I came upon Emerson's quote while I was perusing the Ancient's anecdotes on the passage of time. 
The quote reminds me that time is neutral. It cares not who uses it, nor for what purpose, for it has no morality, or rationality that might cause it to choose a favored person or purpose. It's very nature is as a force without stability. It changes constantly, never lingering, never regretting the passing of itself, nor the recreation of itself in the next instance. Times never stops, never retraces it's steps, nor rushes forward to reach a better place. It is content to merely pass by, taking with it bite-sized portions of our finite life. 

I occasionally hear people bemoan that they don't have "enough" of time. As if it were possible to be robbed of one's allotment of time and so therefore find yourself with a shortfall of the needed commodity, or perhaps it is thought that one ought to have had the foresight to save one's portion of time and so be able spend it later in a larger quantity, just as a fiscally responsible person might save money for that unfulfilled expensive dream. 

But 168 hours of time is all the time that is allotted to every human being who will successfully survive the full term of time we called this week. It passed remorselessly, taking with it the potential opportunities and tragedies that this present week had held out as possibilities to us before it began. Now it's approaching passing promises to take those unrealized possibilities to a place beyond our present reach. 

Last week almost every slot in my calendar was full of meetings. I filled the 168 hours with frenetic labor, meeting many people and creating a well stocked calendar of activity. This week only the first two days were full of such meetings, the third was half full and the last two days were full only with empty slots of time unspecified for its proposed purpose. Oddly, though not shockingly, the last two days have proved the most productive. My world could simplistically be divided into three phases of time usage:

  • it begins with 50% Inspiration, 
  • followed by 40% Perspiration, 
  • and ends with 10% Celebration. 

Last week was mostly perspiration with a little celebration. This week was initially perspiration followed with a large dollop of inspiration, with celebration remaining only as a hoped for result of a well used week.

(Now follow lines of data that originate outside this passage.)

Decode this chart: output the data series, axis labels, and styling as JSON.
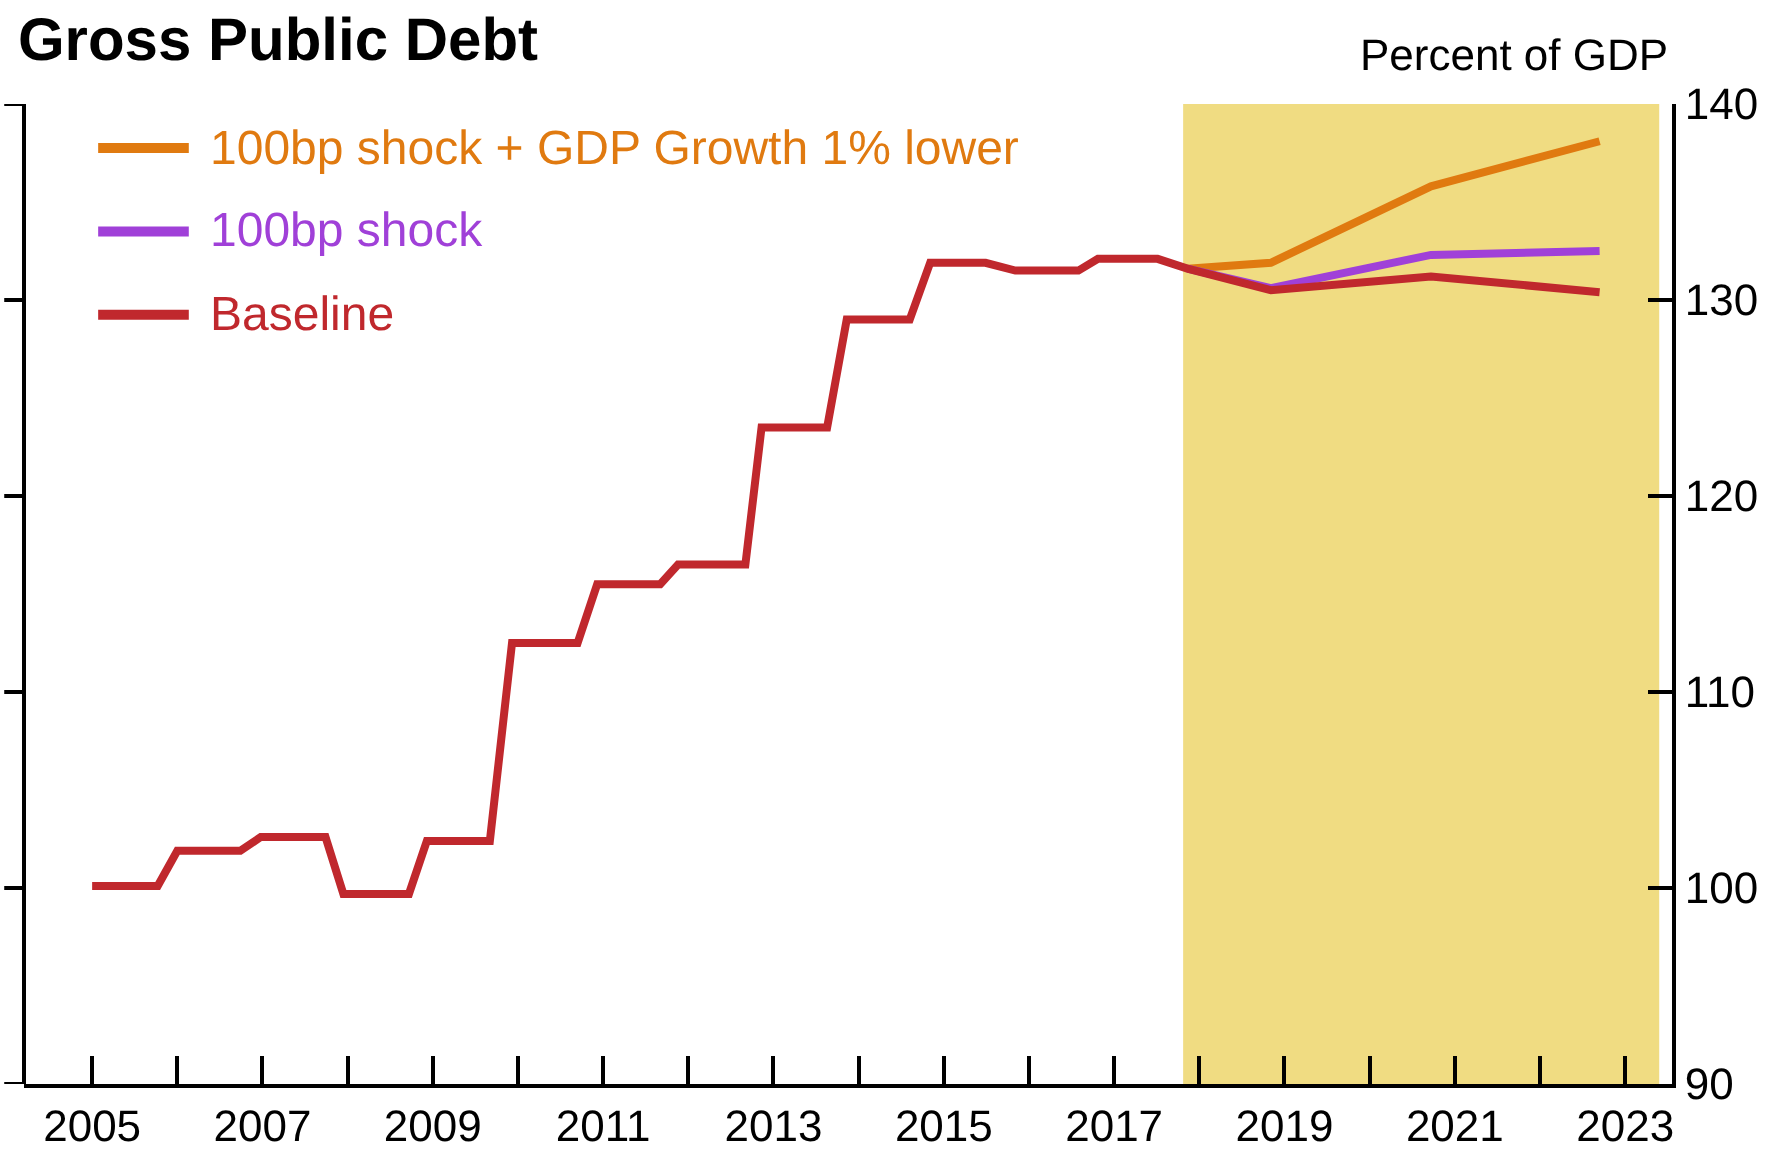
{
  "chart_data": {
    "type": "line",
    "title": "Gross Public Debt",
    "ylabel": "Percent of GDP",
    "xlim": [
      2004.2,
      2023.55
    ],
    "xticks": [
      2005,
      {
        "value": 2006,
        "label": null
      },
      2007,
      {
        "value": 2008,
        "label": null
      },
      2009,
      {
        "value": 2010,
        "label": null
      },
      2011,
      {
        "value": 2012,
        "label": null
      },
      2013,
      {
        "value": 2014,
        "label": null
      },
      2015,
      {
        "value": 2016,
        "label": null
      },
      2017,
      {
        "value": 2018,
        "label": null
      },
      2019,
      {
        "value": 2020,
        "label": null
      },
      2021,
      {
        "value": 2022,
        "label": null
      },
      2023
    ],
    "ylim": [
      90,
      140
    ],
    "yticks": [
      90,
      100,
      110,
      120,
      130,
      140
    ],
    "grid": false,
    "legend": "top left",
    "line_style": "solid",
    "bands": [
      {
        "axis": "x",
        "from": 2017.81,
        "to": 2023.4,
        "color": "#f0dc82"
      }
    ],
    "series": [
      {
        "name": "100bp shock + GDP Growth 1% lower",
        "color": "#e07a10",
        "x": [
          2017.86,
          2018.84,
          2020.72,
          2022.7
        ],
        "values": [
          131.6,
          131.9,
          135.8,
          138.1
        ]
      },
      {
        "name": "100bp shock",
        "color": "#a040d8",
        "x": [
          2017.86,
          2018.84,
          2020.72,
          2022.7
        ],
        "values": [
          131.6,
          130.6,
          132.3,
          132.5
        ]
      },
      {
        "name": "Baseline",
        "color": "#c0282d",
        "x": [
          2005.0,
          2005.77,
          2006.0,
          2006.74,
          2006.98,
          2007.74,
          2007.95,
          2008.72,
          2008.93,
          2009.67,
          2009.93,
          2010.7,
          2010.93,
          2011.67,
          2011.88,
          2012.67,
          2012.86,
          2013.63,
          2013.86,
          2014.6,
          2014.84,
          2015.49,
          2015.84,
          2016.58,
          2016.81,
          2017.51,
          2017.86,
          2018.84,
          2020.72,
          2022.7
        ],
        "values": [
          100.1,
          100.1,
          101.9,
          101.9,
          102.6,
          102.6,
          99.7,
          99.7,
          102.4,
          102.4,
          112.5,
          112.5,
          115.5,
          115.5,
          116.5,
          116.5,
          123.5,
          123.5,
          129.0,
          129.0,
          131.9,
          131.9,
          131.5,
          131.5,
          132.1,
          132.1,
          131.6,
          130.5,
          131.2,
          130.4
        ]
      }
    ]
  }
}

Time passed me by this week and as I reflect on my use of it, I find that I'm very content with what I did with my allotment of 168 hours of time. If all goes as planned I will have developed a reasonable reservoir of future funding for our ministry, created a modest reservoir of potential personnel to actually do the ministry, and fine tuned the methodology they will use in the ministry. And while there are still 29 hours remaining of this week's allotment of time, I feel confident that I won't waste those hours either as their purpose has been reserved for the production of peaceful repose.

How did you use your time this week and how do you view it's passage?